The results were almost immediate.
“This past spring, the perennial grasses and foliage began to return,” Balke says. “We plan on continuing to monitor the area and over time remove more logs.”
But this isn’t the elixir to all the area’s troubles.
The 21-kilometre dyke encircling the bay was originally built to protect the surrounding farmland from flooding, but is now causing the wetland to malfunction. Without the dyke, the buildup of ocean soil and sediment would have enabled the inward movement of the intertidal zone. With nowhere to go, the sediment has instead mounded up alongside it.
“The seaward side of the dyke is now higher than the landward side,” Balke says.
The effect is called coastal squeeze, and it’s a problem that, without intervention, is only going to get worse. As a warming planet causes glaciers and polar ice to melt, sea levels are predicted to rise by up to two metres over the next century. This will create higher tides and storm surges. The natural buildup of sediment and the manmade dyke will work against each other, with nature eventually overreaching the other. The result could cause inland flooding.
Ducks Unlimited is working with local communities and Indigenous groups in the southeastern corner of Boundary Bay, past the end of the dyke trail, to find solutions.

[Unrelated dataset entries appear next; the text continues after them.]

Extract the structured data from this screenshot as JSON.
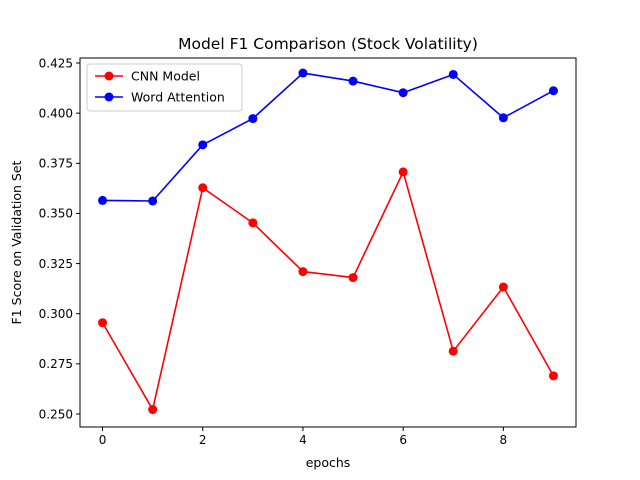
{
  "chart_data": {
    "type": "line",
    "title": "Model F1 Comparison (Stock Volatility)",
    "xlabel": "epochs",
    "ylabel": "F1 Score on Validation Set",
    "x": [
      0,
      1,
      2,
      3,
      4,
      5,
      6,
      7,
      8,
      9
    ],
    "xlim": [
      -0.45,
      9.45
    ],
    "ylim": [
      0.2435,
      0.4275
    ],
    "xticks": [
      0,
      2,
      4,
      6,
      8
    ],
    "xtick_labels": [
      "0",
      "2",
      "4",
      "6",
      "8"
    ],
    "yticks": [
      0.25,
      0.275,
      0.3,
      0.325,
      0.35,
      0.375,
      0.4,
      0.425
    ],
    "ytick_labels": [
      "0.250",
      "0.275",
      "0.300",
      "0.325",
      "0.350",
      "0.375",
      "0.400",
      "0.425"
    ],
    "grid": false,
    "legend_position": "top-left",
    "series": [
      {
        "name": "CNN Model",
        "color": "#ff0000",
        "marker": "circle",
        "values": [
          0.2955,
          0.2522,
          0.3628,
          0.3453,
          0.321,
          0.318,
          0.3707,
          0.2813,
          0.3133,
          0.269
        ]
      },
      {
        "name": "Word Attention",
        "color": "#0000ff",
        "marker": "circle",
        "values": [
          0.3565,
          0.3562,
          0.3842,
          0.3973,
          0.42,
          0.416,
          0.4102,
          0.4193,
          0.3977,
          0.4112
        ]
      }
    ]
  }
}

Gradually, over decades, sediment from the bay will be manually deposited, allowing the wetland to expand inward. As this happens, the area will be able to absorb sea level rise and act as the breakwater nature designed it to be. If the mitigation efforts are successful, they could be applied to the whole region. I hope they are.
Walking through the bay, it’s hard not to care about what happens to these lands. Leaving the footpath, I spotted an eagle hunting in a nearby field. Its methodical, circling dives were spellbinding.
“The area is home to hundreds of raptors,” Murray says. “They hunt for voles and smaller mammals that live in the fields, foreshore grasses and hedgerows.”
She, too, warns of dangers the area faces, including the risk of the farmland, which has become part of the ecosystem, being removed from British Columbia’s Agricultural Land Reserve and developed. “In order for this place to continue to exist,” she says, “people have to know about it and value it – before it’s too late.”